Twenty-five hundred years ago, well before Christ, Hippocrates, the Greek father of medicine, identified melancholia as a common condition of dark mood and physical malaise. He even attributed melancholia, which today we think of as clinical depression, to a biological disturbance, namely an excess of a bodily fluid he called “black bile.”
Melancholia — severe depression that is no passing phase or simply a bad day — continues today to haunt the human condition. No race, ethnicity, age or socioeconomic group is spared its grip. We find depression in every country on Earth. It causes great psychic pain, physical distress, and functional impairment. It aggravates any coexisting chronic health condition, including asthma, heart and lung diseases, diabetes, Parkinson’s and other neurological disorders and pain syndromes.
Depressed patients also have twice the risk of developing cardiac and artery disease (CAD) and stroke. They are four times more likely to die within six months of a myocardial infarction (MI or heart attack). They are three times more likely to be non-compliant with treatment — a reflection of how the illness diminishes our ability to, or interest in, taking care of ourselves, as well as its harmful effects on the body’s stress response, immunity and hormones.
Those people with diabetes and depression average health expenditures that are four times greater than those who are not depressed. Individuals with major depression make an average of twice as many visits to their primary care physicians as do non-depressed patients — not for their depression, but for myriad other symptoms, which are explainable when the depression is uncovered.
Depression is highly associated with the excessive use and abuse of alcohol, prescription pain and tranquilizing medications, and illegal substances. The dysphoria of depression prompts its sufferers to seek relief through these substances. But any relief is short lived and the user finds himself in a deeper hole.
Depression, as well, is found in more than 80 percent of people who take their lives by suicide. The vast predominance of people over 60 (still the highest risk group, especially among men) visited their primary care doctor’s office in the past month. In other words, a chance to reach them was lost.
Yet of the estimated one in 15 who suffer with this condition annually (one in six lifetime) fewer than half are diagnosed properly or at all, and only half of those get any treatment. One in eight gets good care. This is not because of bad doctors or bad patients. It is the unfortunate consequence of stigma, persistent views of a disease as a character fault, and a very broken health and mental health system. (See my two viewpoints in JAMA: “Fixing The Troubled Mental Health System,” and JAMA Psychiatry: “What Does It Take For Primary Care Practices To Truly Integrate Behavioral Health Care?”) Depression is a treatable disorder.

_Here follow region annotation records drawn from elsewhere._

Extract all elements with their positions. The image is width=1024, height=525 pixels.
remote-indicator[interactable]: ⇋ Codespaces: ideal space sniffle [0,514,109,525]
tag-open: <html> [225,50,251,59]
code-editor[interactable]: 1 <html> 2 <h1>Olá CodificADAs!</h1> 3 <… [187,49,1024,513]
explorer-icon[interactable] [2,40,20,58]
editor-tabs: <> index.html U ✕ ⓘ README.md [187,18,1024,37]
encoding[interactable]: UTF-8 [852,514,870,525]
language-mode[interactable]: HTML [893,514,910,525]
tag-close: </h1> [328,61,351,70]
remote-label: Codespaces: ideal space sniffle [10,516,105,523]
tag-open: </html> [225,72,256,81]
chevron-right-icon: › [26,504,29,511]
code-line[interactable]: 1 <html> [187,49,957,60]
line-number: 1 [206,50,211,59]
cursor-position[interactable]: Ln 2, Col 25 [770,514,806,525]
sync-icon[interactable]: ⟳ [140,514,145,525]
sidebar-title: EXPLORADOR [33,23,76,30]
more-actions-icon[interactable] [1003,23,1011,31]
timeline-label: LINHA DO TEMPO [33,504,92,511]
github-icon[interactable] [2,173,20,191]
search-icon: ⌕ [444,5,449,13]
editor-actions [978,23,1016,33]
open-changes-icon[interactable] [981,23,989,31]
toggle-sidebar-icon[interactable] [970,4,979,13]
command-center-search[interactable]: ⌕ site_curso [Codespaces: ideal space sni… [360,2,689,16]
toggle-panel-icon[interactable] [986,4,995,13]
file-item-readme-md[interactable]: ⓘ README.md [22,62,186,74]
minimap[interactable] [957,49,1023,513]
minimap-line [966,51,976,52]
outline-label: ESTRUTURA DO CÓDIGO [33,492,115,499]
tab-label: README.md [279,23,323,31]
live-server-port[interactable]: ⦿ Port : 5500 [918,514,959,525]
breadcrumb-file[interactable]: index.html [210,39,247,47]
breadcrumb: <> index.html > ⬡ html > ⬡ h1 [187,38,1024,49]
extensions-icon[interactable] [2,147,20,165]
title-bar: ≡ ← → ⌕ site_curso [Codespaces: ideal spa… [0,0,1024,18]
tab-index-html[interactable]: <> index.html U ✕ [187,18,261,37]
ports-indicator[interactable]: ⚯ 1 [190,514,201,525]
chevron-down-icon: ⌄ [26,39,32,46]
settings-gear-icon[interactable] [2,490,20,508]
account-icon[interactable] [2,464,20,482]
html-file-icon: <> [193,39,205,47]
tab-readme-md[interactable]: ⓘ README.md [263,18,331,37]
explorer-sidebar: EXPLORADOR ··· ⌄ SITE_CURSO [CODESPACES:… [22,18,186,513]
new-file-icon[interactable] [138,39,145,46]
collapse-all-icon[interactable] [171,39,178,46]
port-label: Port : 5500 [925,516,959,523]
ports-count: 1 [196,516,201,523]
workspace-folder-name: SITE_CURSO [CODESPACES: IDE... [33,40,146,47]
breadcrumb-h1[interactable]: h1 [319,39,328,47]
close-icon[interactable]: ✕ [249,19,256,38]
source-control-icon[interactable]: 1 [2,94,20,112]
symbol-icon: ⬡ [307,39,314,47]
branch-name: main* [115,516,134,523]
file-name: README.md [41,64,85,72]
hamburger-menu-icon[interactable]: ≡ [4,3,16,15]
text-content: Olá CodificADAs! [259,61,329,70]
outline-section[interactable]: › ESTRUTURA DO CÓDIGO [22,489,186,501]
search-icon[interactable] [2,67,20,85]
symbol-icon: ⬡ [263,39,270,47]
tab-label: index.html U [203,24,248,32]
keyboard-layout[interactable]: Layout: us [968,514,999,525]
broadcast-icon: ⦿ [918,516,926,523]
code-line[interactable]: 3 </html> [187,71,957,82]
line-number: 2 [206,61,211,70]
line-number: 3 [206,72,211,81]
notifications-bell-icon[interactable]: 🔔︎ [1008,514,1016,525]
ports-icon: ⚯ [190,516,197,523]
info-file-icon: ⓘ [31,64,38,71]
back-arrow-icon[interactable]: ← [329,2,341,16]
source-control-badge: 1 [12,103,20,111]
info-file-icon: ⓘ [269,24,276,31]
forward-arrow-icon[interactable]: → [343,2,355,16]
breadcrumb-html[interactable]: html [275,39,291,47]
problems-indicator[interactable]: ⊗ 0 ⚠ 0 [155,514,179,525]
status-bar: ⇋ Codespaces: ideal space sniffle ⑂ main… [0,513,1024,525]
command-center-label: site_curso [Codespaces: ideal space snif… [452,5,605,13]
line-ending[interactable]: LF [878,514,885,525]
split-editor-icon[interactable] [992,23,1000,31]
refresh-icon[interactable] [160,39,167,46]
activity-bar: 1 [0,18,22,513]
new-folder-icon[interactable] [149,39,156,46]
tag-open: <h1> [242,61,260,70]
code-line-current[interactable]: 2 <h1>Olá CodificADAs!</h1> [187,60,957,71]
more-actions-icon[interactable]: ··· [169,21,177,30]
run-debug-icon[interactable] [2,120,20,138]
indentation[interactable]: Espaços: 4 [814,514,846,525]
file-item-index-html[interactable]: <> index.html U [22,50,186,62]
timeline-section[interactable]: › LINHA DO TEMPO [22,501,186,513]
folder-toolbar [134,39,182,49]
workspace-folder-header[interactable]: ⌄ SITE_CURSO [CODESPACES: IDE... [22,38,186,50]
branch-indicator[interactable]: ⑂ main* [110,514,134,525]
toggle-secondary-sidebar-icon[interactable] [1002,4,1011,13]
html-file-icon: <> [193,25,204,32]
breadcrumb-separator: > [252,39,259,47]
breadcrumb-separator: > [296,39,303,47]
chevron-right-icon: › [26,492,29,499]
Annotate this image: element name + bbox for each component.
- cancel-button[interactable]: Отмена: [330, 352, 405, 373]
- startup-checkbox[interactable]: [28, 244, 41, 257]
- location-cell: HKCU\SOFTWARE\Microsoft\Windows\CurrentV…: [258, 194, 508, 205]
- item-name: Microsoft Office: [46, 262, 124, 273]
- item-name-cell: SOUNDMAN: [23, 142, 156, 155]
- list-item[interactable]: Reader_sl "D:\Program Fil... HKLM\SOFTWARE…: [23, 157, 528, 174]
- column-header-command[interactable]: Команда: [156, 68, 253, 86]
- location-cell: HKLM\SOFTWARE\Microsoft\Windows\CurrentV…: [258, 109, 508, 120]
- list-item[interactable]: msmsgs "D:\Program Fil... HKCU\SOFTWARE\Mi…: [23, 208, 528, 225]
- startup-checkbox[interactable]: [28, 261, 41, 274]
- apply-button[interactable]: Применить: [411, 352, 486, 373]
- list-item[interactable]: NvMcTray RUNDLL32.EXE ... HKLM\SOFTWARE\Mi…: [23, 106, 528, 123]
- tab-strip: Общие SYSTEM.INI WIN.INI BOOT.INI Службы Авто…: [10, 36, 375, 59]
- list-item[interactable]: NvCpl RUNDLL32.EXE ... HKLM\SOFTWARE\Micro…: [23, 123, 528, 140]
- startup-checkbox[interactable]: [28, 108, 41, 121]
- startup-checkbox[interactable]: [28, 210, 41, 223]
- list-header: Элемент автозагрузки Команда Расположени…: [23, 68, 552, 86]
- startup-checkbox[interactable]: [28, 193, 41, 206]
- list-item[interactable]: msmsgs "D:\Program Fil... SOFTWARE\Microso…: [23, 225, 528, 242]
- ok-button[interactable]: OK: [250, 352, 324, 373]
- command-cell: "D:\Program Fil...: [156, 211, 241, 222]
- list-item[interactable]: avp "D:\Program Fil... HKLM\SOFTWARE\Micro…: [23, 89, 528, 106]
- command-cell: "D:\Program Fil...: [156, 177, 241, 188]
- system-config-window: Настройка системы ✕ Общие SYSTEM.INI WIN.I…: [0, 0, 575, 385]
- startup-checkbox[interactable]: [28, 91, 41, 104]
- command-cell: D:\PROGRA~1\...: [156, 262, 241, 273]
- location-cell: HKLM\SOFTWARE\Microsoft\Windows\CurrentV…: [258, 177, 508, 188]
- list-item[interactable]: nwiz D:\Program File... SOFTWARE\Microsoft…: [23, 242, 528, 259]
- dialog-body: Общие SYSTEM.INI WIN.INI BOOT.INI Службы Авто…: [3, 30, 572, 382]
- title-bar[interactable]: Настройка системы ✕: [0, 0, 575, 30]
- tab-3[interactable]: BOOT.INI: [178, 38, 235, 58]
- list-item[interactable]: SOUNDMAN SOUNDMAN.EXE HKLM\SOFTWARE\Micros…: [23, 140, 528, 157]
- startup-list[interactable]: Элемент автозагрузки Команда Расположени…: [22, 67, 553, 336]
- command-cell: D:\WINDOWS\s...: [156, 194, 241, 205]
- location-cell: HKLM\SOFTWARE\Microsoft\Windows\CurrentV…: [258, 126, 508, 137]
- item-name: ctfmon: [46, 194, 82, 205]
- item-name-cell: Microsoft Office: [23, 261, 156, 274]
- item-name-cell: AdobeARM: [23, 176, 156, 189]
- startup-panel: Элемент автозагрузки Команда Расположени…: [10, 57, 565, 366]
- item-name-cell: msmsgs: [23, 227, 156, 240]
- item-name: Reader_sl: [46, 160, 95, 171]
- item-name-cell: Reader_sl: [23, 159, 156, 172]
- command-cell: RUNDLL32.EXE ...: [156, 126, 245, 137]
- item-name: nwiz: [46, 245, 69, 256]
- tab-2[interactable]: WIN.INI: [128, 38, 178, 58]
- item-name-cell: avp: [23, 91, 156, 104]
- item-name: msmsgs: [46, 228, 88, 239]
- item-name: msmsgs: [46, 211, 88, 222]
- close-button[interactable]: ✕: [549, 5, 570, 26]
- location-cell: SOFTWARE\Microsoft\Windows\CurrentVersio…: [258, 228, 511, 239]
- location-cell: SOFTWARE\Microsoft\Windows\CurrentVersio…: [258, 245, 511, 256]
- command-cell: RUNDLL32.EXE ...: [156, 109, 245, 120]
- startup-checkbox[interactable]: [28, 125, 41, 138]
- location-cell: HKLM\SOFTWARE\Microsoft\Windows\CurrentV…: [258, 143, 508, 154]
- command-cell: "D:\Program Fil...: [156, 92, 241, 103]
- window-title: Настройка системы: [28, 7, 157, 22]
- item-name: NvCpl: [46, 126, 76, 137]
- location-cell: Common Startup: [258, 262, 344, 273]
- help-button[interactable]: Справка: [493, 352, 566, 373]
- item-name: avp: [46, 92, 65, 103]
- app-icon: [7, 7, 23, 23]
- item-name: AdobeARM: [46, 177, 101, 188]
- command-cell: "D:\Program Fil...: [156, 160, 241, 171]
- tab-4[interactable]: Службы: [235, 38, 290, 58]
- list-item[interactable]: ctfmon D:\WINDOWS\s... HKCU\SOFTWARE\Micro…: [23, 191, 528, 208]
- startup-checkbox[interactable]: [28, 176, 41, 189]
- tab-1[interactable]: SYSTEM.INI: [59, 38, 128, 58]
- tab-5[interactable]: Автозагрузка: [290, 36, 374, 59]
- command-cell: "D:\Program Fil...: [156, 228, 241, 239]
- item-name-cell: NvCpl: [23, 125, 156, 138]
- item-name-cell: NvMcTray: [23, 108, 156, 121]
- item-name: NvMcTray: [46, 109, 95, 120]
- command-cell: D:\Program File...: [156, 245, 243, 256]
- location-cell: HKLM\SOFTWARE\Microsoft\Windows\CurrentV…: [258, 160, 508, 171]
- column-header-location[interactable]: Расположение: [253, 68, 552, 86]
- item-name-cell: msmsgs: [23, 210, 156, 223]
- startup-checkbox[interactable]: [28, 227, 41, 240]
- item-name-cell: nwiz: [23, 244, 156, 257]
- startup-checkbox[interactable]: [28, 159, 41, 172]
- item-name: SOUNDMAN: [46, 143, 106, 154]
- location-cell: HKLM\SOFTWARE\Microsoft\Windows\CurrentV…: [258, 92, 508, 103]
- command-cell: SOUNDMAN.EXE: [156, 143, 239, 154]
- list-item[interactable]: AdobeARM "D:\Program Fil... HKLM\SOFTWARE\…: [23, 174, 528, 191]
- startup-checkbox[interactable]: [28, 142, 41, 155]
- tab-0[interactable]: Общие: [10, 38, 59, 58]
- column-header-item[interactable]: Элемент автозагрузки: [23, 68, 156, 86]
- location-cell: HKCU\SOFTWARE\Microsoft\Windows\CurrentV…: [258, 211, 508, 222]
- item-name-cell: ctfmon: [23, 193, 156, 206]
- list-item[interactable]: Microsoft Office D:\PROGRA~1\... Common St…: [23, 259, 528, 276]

Like any serious illness, it takes comprehensive, ongoing, scientifically based care, an effective working patient-clinician relationship, and the support and patience of loving others.
It is hard to turn away from depression after losing (as their family, friends, and we the public just did) two iconic figures — Robin Williams and Philip Seymour Hoffman. We have in the wake of their respective tragedies, a moment to face squarely the demon of depression, and to try to ensure the fate of others affected is not a deadly one.
There was a time when you or a loved one would have gone to a family doctor and you would not have had your blood pressure measured. A time when we did not measure blood sugar (much less the ongoing measure of glucose control, the hemoglobin A1c), or cholesterol. A time when “care paths” were places to walk in shaded glens, not treatment protocols. That not need to be the case today.
The Huffington Post will be adding its voice to improving the recognition, care, and social acceptance of people suffering from depression. An effort like this, of course, pertains to the many other mental disorders that exist — but let’s start with this most common one.
Stronger Together will take a 360-degree view on what it’s like to live with depression in America today. We want to lessen stigma by fostering a conversation that includes all voices. We want to hear from people who struggle with depression — what do they wish others knew about their condition? What are they proudest of in terms of their management of the disease and their lives? There also will be articles from our staff, essays and blogs on personal experiences from thought leaders, as well as op-eds from mental health professionals.
Some day we will look back and wonder how we did not measure and treat depression, and other behavioral health disorders more effectively. We are on the transformation road now. It will be uphill and bumpy. So is all change.